RE2 is a software library for regular expressions via a finite-state machine using automata theory, in contrast to almost all other regular expression libraries, which use backtracking implementations. It provides a C++ interface.

Contents

RE2 was implemented and used by Google. The library uses an "on-the-fly" deterministic finite-state automaton algorithm based on Ken Thompson's Plan 9 grep. [3]

Comparison to PCRE

RE2 generally compares to Perl Compatible Regular Expressions (PCRE) in performance. For certain regular expression operators like | (logical disjunction or boolean "or") it exceeds PCRE. On the other hand, RE2 does not support back-references because the Thompson DFA [3] algorithm cannot implement those efficiently. It is also slightly slower than PCRE for parenthetic capturing operations.

PCRE can use a large recursive stack with corresponding high memory use and have exponential runtime on certain patterns. In contrast, RE2 uses a fixed stack and guarantees that run-time increases linearly (not exponentially) with the size of the input. The maximum memory allocated with RE2 is configurable.

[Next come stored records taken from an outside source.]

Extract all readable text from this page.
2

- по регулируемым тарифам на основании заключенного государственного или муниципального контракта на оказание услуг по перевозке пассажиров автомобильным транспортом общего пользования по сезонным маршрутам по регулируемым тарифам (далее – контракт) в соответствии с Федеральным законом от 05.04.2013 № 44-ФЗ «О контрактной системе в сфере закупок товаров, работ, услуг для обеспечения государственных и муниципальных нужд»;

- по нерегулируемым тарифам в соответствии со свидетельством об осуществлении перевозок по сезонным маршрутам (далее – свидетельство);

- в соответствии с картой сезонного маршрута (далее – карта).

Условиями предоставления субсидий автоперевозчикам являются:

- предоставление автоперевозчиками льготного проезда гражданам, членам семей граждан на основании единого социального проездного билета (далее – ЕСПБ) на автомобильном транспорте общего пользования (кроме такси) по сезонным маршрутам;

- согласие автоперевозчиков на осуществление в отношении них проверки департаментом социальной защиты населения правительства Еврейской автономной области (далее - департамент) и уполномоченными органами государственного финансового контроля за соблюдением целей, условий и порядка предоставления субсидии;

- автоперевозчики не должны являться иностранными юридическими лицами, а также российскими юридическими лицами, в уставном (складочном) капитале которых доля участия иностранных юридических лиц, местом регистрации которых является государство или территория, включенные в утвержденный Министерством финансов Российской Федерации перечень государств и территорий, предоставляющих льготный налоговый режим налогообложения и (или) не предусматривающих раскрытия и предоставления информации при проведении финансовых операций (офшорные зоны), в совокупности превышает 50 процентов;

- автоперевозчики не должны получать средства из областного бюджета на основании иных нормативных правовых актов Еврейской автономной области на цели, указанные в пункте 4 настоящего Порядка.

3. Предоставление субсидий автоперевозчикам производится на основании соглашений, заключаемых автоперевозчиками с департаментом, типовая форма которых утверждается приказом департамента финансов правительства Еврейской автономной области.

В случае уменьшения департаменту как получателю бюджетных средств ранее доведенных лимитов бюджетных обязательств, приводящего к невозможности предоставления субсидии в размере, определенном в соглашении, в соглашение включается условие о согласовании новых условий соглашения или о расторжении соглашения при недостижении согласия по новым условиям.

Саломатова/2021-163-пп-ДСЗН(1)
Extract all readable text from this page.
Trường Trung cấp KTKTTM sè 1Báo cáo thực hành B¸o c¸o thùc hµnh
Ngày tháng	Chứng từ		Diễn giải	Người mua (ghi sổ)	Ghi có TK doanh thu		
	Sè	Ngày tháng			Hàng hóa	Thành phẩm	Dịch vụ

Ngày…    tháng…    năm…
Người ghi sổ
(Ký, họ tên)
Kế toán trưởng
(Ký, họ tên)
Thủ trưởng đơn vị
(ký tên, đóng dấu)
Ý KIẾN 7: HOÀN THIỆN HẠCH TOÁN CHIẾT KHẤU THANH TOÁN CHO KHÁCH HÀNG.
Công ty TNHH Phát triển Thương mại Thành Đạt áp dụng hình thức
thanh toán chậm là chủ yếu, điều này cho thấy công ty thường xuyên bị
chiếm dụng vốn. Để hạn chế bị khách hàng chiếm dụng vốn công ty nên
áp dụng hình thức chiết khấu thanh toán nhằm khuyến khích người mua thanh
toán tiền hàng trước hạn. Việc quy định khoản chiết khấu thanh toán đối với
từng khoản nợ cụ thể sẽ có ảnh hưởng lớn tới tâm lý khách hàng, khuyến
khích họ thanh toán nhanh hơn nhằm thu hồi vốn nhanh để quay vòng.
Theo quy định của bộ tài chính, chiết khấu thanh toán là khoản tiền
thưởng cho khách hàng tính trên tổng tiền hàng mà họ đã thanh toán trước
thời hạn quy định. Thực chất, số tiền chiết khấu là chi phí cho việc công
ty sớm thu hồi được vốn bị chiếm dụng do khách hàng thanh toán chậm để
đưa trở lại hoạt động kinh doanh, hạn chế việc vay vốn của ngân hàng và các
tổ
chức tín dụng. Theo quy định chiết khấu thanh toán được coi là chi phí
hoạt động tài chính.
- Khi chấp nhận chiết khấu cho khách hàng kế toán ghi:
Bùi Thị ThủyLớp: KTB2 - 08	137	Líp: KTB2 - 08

RE2 has a slightly smaller set of features than PCRE, but has very predictable run-time and a maximum memory allotment. This makes it suitable for use in server applications, which require boundaries on memory usage and computational time. PCRE, on the other hand, has almost all of the features that a regular expression library can have, but has unpredictable run-time and memory usage and can grow unbounded.

Adoption

Use in Google products

RE2 is used by Google products like Gmail, Google Documents and Google Sheets. [4] See GitHub for a documentation of the syntax: RE2 syntax.

In Google Sheets, it is used in the functions RegexMatch(), RegexReplace(), RegexExtract() and the find and replace feature. RegexExtract(), does not use grouping.

The RE2 algorithm has been rewritten in Rust as the package "regex". CloudFlare's web application firewall uses this package because the RE2 algorithm is immune to ReDoS. [5]

Russ Cox also wrote RE1, an earlier regular expression based on a bytecode interpreter. [6] OpenResty uses a RE1 fork called "sregex". [7]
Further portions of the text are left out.